Arm announced new silicon designs Tuesday for autonomous and safe decision making in the auto and industrial sectors.

The new IP includes a Cortex CPU, a Mali GPU and a new Mali image signal processor with multi-camera support and safety enablement. Chip makers like Nvidia and Intel as well as manufacturers of cars and industrial gear will be able to adapt the chip designs for their specific needs.

Chet Babla, vice president of automotive and IoT at Arm, said the new technology prioritizes safety but also provides power efficiencies and performance boosts.

The new Arm Cortex-A78AE CPU offers a 30% performance boost over its predecessor and is designed to help companies meet several critical auto and industrial safety standards.  A new hybrid mode allows a split lock function where processors run in pairs and lower-level safety requirements can be met without a compromise to performance while the system-on-chip compute architecture also can be deployed to different domain controllers.

Arm’s new Mali-G78AE GPU provides flexible partitioning for up to four independent partitions for separate safety workloads. For example, an infotainment system in a vehicle as well as an instrument cluster with safety requirements and a driver monitoring system can now all run at the same time and independently with hardware separation.

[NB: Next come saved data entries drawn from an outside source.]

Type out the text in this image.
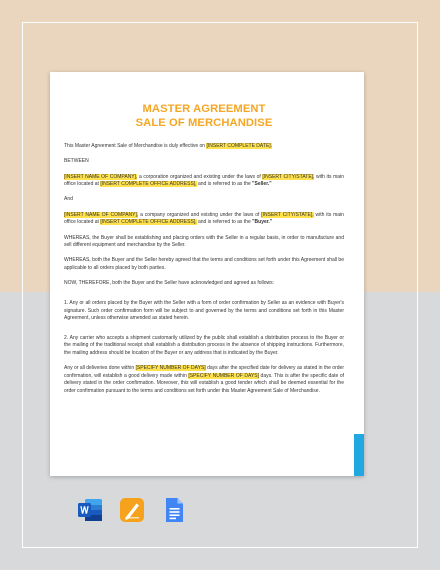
MASTER AGREEMENT
SALE OF MERCHANDISE

This Master Agreement Sale of Merchandise is duly effective on [INSERT COMPLETE DATE].

BETWEEN

[INSERT NAME OF COMPANY], a corporation organized and existing under the laws of [INSERT CITY/STATE], with its main office located at [INSERT COMPLETE OFFICE ADDRESS], and is referred to as the "Seller."

And

[INSERT NAME OF COMPANY], a company organized and existing under the laws of [INSERT CITY/STATE], with its main office located at [INSERT COMPLETE OFFICE ADDRESS], and is referred to as the "Buyer."

WHEREAS, the Buyer shall be establishing and placing orders with the Seller in a regular basis, in order to manufacture and sell different equipment and merchandise by the Seller.

WHEREAS, both the Buyer and the Seller hereby agreed that the terms and conditions set forth under this Agreement shall be applicable to all orders placed by both parties.

NOW, THEREFORE, both the Buyer and the Seller have acknowledged and agreed as follows:

1. Any or all orders placed by the Buyer with the Seller with a form of order confirmation by Seller as an evidence with Buyer's signature. Such order confirmation form will be subject to and governed by the terms and conditions set forth in this Master Agreement, unless otherwise amended as stated herein.

2. Any carrier who accepts a shipment customarily utilized by the public shall establish a distribution process to the Buyer or the mailing of the traditional receipt shall establish a distribution process in the absence of shipping instructions. Furthermore, the mailing address should be location of the Buyer or any address that is indicated by the Buyer.

Any or all deliveries done within [SPECIFY NUMBER OF DAYS] days after the specified date for delivery as stated in the order confirmation, will establish a good delivery made within [SPECIFY NUMBER OF DAYS] days. This is after the specific date of delivery stated in the order confirmation. Moreover, this will establish a good tender which shall be deemed essential for the order confirmation pursuant to the terms and conditions set forth under this Master Agreement Sale of Merchandise.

Finally, the new Mali-C71AE is an image signal processor with support for ASIL B/SIL 2 safety capability and support for four real-time cameras or 16 buffered cameras that deliver 1.2 giga pixel per second throughput.

In a statement, Nvidia said the new Cortex CPU will deliver the advanced performance and safety for edge AI in the next-generation Nvidia Orin SoC. Almotive, an automated driving tech provider based in Budapest, as well as German robotics supplier KUKA and Volkswagen Group also praised the new Arm IP.  Nvidia has announced plans to buy Arm for $40 billion.

Autonomous systems in auto and industrial automation will grow by 20 times over the next decade, with $8 billion in sales in 2030, Arm predicts.  Arm has partnered with carmakers since 1996 and partners with multiple OEMs in industrial, Babla said in a briefing with reporters.

“Autonomy is the future of mobility,” he said, adding, “there’s no autonomy without safety.” Radar, LiDAR and power controls will all be powered by Arm silicon.

Babla said Arm Cassini software will help companies build applications for the cloud native edge and promised to share more at the Arm Development Summit Oct. 6-8.